L-1 Multi-National Transfer
This category is useful for the transfer of managers, executives or specialized knowledge employees who have been employed with an affiliate, parent, or subsidiary abroad for a minimum of twelve months within a 36-month period preceding the filing of the CIS petition.
H-1B Specialty Occupation
This category is reserved for the professional level employee. In determining if a prospective employee will qualify for an H-1B, it is essential to establish the minimum requirements for entry into the position, which must be closely related to the foreign worker’s university credentials. If the applicant has university training abroad, his/her degree must be evaluated for equivalency to the US university system.
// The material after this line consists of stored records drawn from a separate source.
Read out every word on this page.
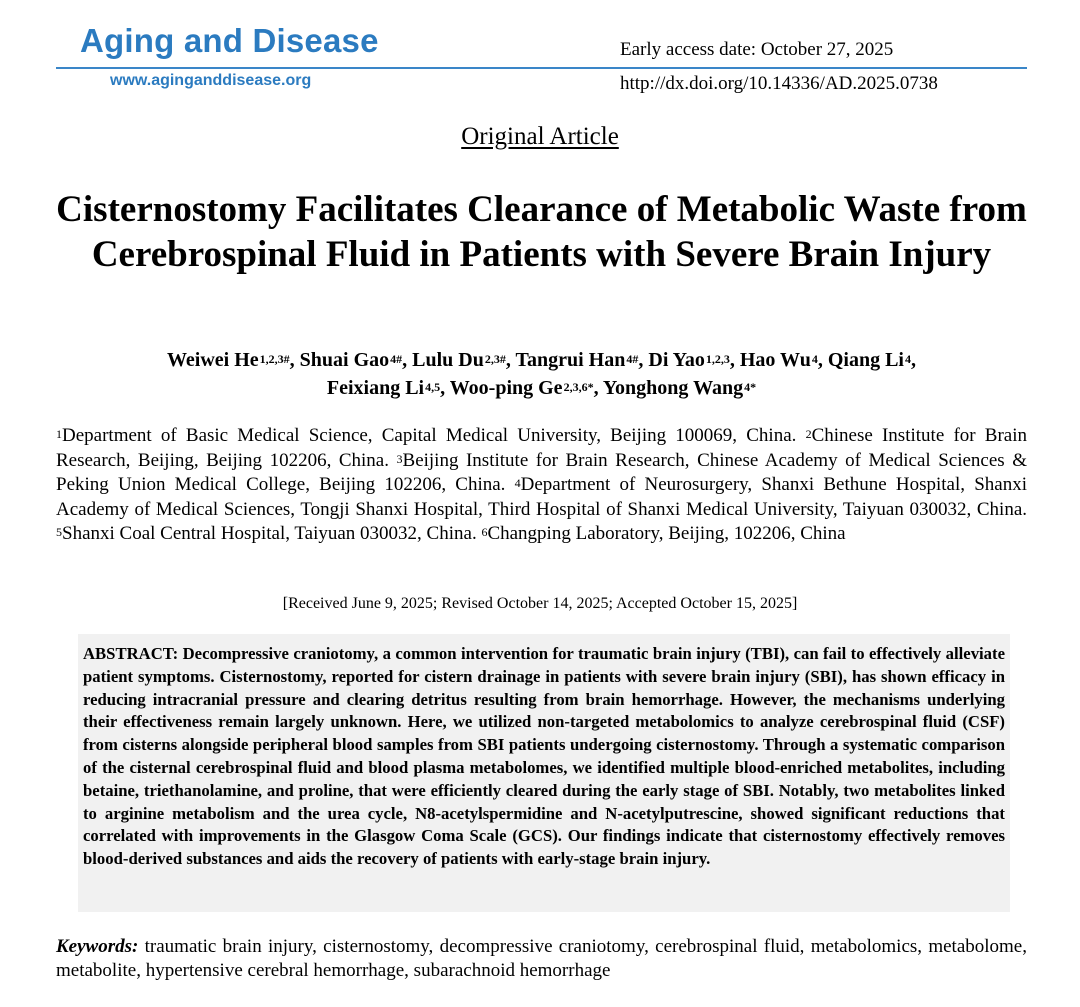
Aging and Disease
www.aginganddisease.org
Early access date: October 27, 2025
http://dx.doi.org/10.14336/AD.2025.0738
Original Article
Cisternostomy Facilitates Clearance of Metabolic Waste from Cerebrospinal Fluid in Patients with Severe Brain Injury
Weiwei $He^{1,2,3\#}$, Shuai Gao$^{4\#}$, Lulu $Du^{2,3\#}$, Tangrui Han$^{4\#}$, Di Yao$^{1,2,3}$, Hao Wu$^4$, Qiang Li$^4$,
Feixiang Li$^{4,5}$, Woo-ping $Ge^{2,3,6*}$, Yonghong Wang$^{4*}$
$^1$Department of Basic Medical Science, Capital Medical University, Beijing 100069, China. $^2$Chinese Institute for Brain Research, Beijing, Beijing 102206, China. $^3$Beijing Institute for Brain Research, Chinese Academy of Medical Sciences & Peking Union Medical College, Beijing 102206, China. $^4$Department of Neurosurgery, Shanxi Bethune Hospital, Shanxi Academy of Medical Sciences, Tongji Shanxi Hospital, Third Hospital of Shanxi Medical University, Taiyuan 030032, China. $^5$Shanxi Coal Central Hospital, Taiyuan 030032, China. $^6$Changping Laboratory, Beijing, 102206, China
[Received June 9, 2025; Revised October 14, 2025; Accepted October 15, 2025]
ABSTRACT: Decompressive craniotomy, a common intervention for traumatic brain injury (TBI), can fail to effectively alleviate patient symptoms. Cisternostomy, reported for cistern drainage in patients with severe brain injury (SBI), has shown efficacy in reducing intracranial pressure and clearing detritus resulting from brain hemorrhage. However, the mechanisms underlying their effectiveness remain largely unknown. Here, we utilized non-targeted metabolomics to analyze cerebrospinal fluid (CSF) from cisterns alongside peripheral blood samples from SBI patients undergoing cisternostomy. Through a systematic comparison of the cisternal cerebrospinal fluid and blood plasma metabolomes, we identified multiple blood-enriched metabolites, including betaine, triethanolamine, and proline, that were efficiently cleared during the early stage of SBI. Notably, two metabolites linked to arginine metabolism and the urea cycle, N8-acetylspermidine and N-acetylputrescine, showed significant reductions that correlated with improvements in the Glasgow Coma Scale (GCS). Our findings indicate that cisternostomy effectively removes blood-derived substances and aids the recovery of patients with early-stage brain injury.
Keywords: traumatic brain injury, cisternostomy, decompressive craniotomy, cerebrospinal fluid, metabolomics, metabolome, metabolite, hypertensive cerebral hemorrhage, subarachnoid hemorrhage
In some cases, a non-degreed person will qualify if he/she can demonstrate with credible evidence that he/she has achieved at least 12 years of relevant work experience. (3 years of work for each year of the 4 years of university education, known as the 3-to-1 rule). This must be supported with detailed letters from previous and current employers, and a resume. Other helpful evidence includes training certificates, and any proof of post high school education (transcripts, diplomas, etc.). The H-1B category has an annual limit that is usually oversubscribed early on in the US fiscal year; therefore it is essential to file the petition as early as possible once the position and prospective employee have been identified.
O-1 Extraordinary Ability
This category is reserved for that unique person(s) who has established a record of sustained accomplishment that can be demonstrated through extensive documentation. Such evidence includes the receipt of a national or international award, membership in a society or organization that requires excellence as a criteria for induction, copies of publication by or about the applicant, evidence that applicant has been the judge of others work, and any other probative evidence. The accomplishment must be nationally or internationally recognized.
E-1/E-2
Visa classification available only to those persons who are citizens of a country that has a treaty or a bilateral investment agreement with the United States. There are two types of E visa classification: The E-1 is for those enterprises that engage in international trade that is considered substantial. A minimum of 50% of the international trade must be between the US and the treaty country. Trade must be continuous and must demonstrate volume of trade. If this can be demonstrated, then even a new employee can be employed in the United States, so long as the position offered is a key position at the management level. The E-2 is for treaty investors who will invest a substantial amount into a new or existing enterprise. Although the regulations do not indicate a minimum investment amount, a minimum investment of US$125,000.00 will likely be approved.